News

Beto O’Rourke Laid Out This Sweeping $5 Trillion Plan To Take On Climate Change

by Joseph D. Lyons
Ethan Miller/Getty Images News/Getty Images

In what amounts to his first major detailed policy plan in the 2020 presidential race, former Rep. Beto O'Rourke released a climate change proposal on his campaign website Monday. It would run upwards of $5 trillion while reworking the economy to run on green infrastructure and limiting carbon emissions. According to the Associated Press, O'Rourke announced the plan just before taking a tour of Yosemite National Park in California.

"The greatest threat we face — which will test our country, our democracy, every single one of us — is climate change," O'Rourke said in a statement included with the policy on the campaign website. "We have one last chance to unleash the ingenuity and political will of hundreds of millions of Americans to meet this moment before it's too late."

The plan, as detailed on his campaign website, has four main pillars. First, O'Rourke details the actions he would take in the first 100 days in office, which includes rejoining the Paris Climate Agreement.
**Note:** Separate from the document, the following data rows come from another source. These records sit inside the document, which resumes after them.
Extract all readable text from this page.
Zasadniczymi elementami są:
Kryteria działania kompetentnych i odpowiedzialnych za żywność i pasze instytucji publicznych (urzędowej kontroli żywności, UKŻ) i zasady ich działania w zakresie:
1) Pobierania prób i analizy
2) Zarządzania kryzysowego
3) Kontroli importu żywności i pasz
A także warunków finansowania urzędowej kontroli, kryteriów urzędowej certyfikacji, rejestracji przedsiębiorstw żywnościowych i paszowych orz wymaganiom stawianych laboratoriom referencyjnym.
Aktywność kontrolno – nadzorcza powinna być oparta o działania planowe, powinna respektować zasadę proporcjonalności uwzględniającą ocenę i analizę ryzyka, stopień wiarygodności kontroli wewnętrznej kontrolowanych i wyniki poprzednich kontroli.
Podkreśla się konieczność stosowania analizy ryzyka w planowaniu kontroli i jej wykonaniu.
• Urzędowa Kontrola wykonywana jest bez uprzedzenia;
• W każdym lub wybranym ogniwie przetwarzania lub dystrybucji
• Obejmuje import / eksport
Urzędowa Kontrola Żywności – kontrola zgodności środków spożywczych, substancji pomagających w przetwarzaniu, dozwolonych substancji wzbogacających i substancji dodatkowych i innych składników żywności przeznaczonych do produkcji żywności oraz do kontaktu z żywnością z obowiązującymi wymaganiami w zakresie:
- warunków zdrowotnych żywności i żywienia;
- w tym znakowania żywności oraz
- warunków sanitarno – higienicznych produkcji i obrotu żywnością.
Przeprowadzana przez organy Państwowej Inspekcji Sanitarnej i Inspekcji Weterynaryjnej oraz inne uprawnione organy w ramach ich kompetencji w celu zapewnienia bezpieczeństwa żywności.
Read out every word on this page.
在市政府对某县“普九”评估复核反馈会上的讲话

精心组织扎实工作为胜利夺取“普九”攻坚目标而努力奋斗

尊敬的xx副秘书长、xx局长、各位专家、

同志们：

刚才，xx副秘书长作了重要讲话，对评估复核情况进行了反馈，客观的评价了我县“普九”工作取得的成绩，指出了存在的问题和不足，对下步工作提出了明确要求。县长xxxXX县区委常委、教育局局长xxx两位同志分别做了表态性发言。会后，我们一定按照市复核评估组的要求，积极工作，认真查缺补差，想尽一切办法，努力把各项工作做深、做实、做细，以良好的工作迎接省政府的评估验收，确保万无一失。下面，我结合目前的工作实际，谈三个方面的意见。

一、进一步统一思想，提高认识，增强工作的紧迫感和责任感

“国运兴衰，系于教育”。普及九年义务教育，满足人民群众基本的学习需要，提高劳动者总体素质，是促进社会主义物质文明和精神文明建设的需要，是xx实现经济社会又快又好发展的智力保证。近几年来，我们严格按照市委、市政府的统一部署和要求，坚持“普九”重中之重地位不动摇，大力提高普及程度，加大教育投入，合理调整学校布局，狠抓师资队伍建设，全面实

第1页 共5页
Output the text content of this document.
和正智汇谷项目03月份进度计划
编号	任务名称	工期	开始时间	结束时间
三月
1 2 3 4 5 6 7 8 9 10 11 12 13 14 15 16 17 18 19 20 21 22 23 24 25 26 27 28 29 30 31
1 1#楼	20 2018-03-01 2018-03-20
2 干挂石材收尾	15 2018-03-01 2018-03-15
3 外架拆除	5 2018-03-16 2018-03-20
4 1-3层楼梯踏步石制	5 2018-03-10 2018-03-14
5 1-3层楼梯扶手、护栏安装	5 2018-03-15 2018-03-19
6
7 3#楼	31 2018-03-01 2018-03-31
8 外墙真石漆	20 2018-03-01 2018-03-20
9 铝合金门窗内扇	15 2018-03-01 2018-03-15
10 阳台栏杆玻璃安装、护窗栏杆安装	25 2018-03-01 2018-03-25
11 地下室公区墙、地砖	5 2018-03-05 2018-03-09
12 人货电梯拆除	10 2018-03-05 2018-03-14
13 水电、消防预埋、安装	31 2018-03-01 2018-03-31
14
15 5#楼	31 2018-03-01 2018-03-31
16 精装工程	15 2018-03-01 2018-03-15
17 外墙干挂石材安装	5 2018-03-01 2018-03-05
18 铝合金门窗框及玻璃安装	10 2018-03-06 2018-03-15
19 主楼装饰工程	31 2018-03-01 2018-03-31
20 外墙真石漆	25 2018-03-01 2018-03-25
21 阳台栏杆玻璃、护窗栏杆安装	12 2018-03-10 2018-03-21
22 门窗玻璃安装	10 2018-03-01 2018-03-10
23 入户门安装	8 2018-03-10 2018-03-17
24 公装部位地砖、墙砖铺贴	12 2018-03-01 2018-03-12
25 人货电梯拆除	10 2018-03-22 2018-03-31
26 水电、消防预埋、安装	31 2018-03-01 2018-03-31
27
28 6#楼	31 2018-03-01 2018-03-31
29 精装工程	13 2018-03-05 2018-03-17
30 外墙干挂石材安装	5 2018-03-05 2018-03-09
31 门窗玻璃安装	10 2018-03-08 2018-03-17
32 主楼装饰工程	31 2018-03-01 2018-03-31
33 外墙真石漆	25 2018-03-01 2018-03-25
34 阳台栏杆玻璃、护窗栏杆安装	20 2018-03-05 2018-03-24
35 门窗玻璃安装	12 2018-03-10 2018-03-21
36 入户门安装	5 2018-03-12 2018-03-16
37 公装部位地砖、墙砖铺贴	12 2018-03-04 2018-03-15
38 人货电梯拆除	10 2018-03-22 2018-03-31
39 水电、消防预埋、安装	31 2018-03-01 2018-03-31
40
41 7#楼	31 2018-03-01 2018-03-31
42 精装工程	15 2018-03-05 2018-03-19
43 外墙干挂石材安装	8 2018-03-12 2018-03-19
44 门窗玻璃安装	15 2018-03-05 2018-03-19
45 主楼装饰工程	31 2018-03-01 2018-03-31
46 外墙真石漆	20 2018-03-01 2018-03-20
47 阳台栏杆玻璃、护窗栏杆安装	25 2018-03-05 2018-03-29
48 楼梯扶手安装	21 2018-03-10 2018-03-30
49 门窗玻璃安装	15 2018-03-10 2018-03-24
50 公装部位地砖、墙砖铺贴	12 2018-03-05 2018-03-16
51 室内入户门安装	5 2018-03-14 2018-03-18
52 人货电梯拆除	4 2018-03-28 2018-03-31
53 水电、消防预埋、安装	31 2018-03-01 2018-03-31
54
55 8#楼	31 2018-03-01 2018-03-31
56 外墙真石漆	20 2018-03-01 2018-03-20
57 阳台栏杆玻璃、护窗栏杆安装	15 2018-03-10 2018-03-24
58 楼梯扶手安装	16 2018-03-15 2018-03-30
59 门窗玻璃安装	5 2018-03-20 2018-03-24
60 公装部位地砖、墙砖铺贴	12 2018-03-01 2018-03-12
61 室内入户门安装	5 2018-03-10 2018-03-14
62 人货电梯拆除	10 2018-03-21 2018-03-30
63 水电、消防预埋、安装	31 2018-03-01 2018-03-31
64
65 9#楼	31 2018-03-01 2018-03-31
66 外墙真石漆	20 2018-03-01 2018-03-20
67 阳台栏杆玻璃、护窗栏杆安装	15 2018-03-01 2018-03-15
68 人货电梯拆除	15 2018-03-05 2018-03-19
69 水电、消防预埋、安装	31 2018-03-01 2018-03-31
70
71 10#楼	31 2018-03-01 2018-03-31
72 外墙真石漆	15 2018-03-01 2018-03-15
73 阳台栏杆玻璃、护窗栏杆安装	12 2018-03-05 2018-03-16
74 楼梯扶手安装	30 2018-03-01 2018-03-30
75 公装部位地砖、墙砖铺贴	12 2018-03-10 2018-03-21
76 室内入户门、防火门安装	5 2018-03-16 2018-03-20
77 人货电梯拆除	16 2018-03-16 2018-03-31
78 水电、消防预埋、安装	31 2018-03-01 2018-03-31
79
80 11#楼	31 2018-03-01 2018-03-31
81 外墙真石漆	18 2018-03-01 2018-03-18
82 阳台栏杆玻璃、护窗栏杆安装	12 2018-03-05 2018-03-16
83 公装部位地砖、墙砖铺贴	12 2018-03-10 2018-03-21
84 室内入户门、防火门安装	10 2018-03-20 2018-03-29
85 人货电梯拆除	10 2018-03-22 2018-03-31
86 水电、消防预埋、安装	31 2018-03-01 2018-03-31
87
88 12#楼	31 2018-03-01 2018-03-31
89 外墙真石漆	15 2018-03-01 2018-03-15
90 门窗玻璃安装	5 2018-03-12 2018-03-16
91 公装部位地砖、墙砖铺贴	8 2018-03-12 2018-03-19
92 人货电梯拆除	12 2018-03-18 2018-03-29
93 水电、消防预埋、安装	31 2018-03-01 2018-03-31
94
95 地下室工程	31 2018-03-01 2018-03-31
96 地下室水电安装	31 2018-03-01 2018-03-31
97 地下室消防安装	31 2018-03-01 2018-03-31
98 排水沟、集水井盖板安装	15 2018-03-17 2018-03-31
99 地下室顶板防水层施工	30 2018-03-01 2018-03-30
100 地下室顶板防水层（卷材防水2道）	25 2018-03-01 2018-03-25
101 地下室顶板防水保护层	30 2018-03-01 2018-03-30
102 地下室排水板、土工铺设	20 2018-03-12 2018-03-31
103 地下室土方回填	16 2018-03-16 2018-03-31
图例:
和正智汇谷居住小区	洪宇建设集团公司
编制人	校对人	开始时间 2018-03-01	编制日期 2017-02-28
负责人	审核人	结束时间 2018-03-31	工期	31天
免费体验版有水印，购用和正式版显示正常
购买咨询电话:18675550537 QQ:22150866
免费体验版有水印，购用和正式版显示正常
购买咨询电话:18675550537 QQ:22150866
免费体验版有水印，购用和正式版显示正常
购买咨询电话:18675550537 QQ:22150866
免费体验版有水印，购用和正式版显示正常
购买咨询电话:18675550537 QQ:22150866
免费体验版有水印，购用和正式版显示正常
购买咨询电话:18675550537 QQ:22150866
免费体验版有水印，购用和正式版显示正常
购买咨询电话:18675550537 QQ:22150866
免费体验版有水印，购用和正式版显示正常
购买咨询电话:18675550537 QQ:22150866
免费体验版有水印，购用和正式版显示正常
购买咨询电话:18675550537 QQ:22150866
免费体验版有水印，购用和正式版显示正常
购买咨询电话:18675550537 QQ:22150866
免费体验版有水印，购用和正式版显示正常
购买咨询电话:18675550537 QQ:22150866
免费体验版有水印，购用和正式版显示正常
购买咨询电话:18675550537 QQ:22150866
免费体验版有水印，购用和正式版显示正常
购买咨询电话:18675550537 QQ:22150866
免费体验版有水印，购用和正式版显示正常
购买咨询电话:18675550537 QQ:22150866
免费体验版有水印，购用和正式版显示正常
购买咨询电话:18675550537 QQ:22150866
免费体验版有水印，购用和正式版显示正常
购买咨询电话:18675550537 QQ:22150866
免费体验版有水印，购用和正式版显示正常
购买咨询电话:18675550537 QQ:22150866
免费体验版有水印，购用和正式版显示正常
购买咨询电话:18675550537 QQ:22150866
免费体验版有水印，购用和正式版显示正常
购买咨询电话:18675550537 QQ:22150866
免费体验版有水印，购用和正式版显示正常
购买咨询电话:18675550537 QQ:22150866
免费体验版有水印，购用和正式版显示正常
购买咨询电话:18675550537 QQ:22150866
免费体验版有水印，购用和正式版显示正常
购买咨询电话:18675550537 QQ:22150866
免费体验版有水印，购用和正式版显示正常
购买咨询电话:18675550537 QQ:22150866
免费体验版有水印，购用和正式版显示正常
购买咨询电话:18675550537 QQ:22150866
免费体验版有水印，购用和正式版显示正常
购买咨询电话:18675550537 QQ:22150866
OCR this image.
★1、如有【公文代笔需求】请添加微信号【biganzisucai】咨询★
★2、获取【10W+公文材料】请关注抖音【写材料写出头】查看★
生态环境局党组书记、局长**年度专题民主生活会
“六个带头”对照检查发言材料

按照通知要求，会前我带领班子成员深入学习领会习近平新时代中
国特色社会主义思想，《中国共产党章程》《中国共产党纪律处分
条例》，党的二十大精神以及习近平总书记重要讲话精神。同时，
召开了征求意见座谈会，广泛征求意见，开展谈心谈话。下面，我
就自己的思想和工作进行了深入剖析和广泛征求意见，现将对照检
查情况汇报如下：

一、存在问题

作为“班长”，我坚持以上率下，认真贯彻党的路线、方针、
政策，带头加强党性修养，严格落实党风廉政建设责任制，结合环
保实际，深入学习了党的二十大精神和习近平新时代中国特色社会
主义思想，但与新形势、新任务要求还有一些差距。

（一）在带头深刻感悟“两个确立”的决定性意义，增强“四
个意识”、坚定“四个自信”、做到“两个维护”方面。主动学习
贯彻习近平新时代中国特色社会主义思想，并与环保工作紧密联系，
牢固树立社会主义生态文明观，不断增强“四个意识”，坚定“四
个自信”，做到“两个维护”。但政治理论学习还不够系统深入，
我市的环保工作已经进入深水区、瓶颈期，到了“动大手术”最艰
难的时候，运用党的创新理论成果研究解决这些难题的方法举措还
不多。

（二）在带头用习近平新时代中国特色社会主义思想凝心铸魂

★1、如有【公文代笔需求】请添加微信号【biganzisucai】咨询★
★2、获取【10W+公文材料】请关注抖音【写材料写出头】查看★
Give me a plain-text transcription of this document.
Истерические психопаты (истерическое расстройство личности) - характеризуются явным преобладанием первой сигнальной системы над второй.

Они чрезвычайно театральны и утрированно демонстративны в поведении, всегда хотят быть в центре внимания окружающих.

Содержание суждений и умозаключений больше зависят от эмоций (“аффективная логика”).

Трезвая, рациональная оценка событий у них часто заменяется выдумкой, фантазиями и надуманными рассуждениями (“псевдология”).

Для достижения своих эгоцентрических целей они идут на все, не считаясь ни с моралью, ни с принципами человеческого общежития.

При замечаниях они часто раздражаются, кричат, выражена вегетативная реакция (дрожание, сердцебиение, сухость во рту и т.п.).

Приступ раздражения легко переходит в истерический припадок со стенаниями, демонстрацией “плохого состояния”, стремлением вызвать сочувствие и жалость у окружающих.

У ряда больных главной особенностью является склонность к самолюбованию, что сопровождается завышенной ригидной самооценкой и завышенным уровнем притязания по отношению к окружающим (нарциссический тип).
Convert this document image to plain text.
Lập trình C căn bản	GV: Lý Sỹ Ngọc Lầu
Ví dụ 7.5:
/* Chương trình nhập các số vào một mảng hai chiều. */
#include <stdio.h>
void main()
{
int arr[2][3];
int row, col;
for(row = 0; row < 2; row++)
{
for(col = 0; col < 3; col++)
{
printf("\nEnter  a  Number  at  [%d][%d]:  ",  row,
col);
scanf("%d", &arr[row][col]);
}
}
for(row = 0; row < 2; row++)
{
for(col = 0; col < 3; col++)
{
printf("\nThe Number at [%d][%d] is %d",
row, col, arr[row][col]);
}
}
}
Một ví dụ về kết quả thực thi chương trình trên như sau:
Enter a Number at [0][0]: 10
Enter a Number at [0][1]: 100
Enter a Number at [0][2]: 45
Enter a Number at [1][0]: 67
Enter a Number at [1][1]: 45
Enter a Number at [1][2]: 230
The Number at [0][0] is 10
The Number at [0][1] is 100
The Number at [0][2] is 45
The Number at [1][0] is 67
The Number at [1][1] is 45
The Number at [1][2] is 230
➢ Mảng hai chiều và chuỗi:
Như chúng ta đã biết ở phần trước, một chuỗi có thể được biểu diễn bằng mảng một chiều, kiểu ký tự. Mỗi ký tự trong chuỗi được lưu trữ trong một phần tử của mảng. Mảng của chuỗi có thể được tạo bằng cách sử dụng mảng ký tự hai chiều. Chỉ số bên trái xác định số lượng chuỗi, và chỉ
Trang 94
O'Rourke, according to his policy memo online, would put new regulations in place that would require increased efficiency from consumer appliances and power plants — while also limiting the amount of methane released by fossil fuel drilling sites. His plan would also push for public lands to become carbon neutral by 2030 in part by limiting new fossil fuel leases.

The second pillar of the plan includes $5 trillion in spending on infrastructure and investment, according to what the policy says, as outlined online. The money to pay for this will come from the "wealthiest" and corporations who will "pay their fair share" combined with an end to tax breaks for oil companies. The pot of money will be split between existing public financing institutions and performance-based tax incentives.

"The actions we’re announcing today will help us get there — by wasting no time cutting pollution, making historic investments in infrastructure, innovation, and in our communities, setting bold emissions targets, and defending those most at risk from the dangers and destruction of climate change," O'Rourke said in the statement accompanying the plan.

The third pillar focuses on getting to "net-zero emissions by 2050" in order to limit the rise in global temperatures to 1.5 degrees Celsius that scientists say is necessary to prevent the worst possible impacts of climate change. That's the same goal as the Green New Deal — and by 2030 O'Rourke's plan is to make it halfway, according to what the plan says on his campaign site. Part of O'Rourke's plan for the first 100 days is to pass a law that would make these goals enforceable legally.

According to the proposal, part four focuses on preparing communities that have to deal with increased national disasters as a result of climate change. And when there is a disaster, the plan says the government would work with communities to build back even better so that future disasters are less destructive.

According to what campaign spokesman Chris Evans told NBC News, the plan was written with input from "impacted individuals and communities, academics, scientists, entrepreneurs, advocates and activists, and local, state, tribal and federal government leaders."

As you read through the first policy of his campaign, O'Rourke will be busy at Yosemite, where he will likely upload another video or two.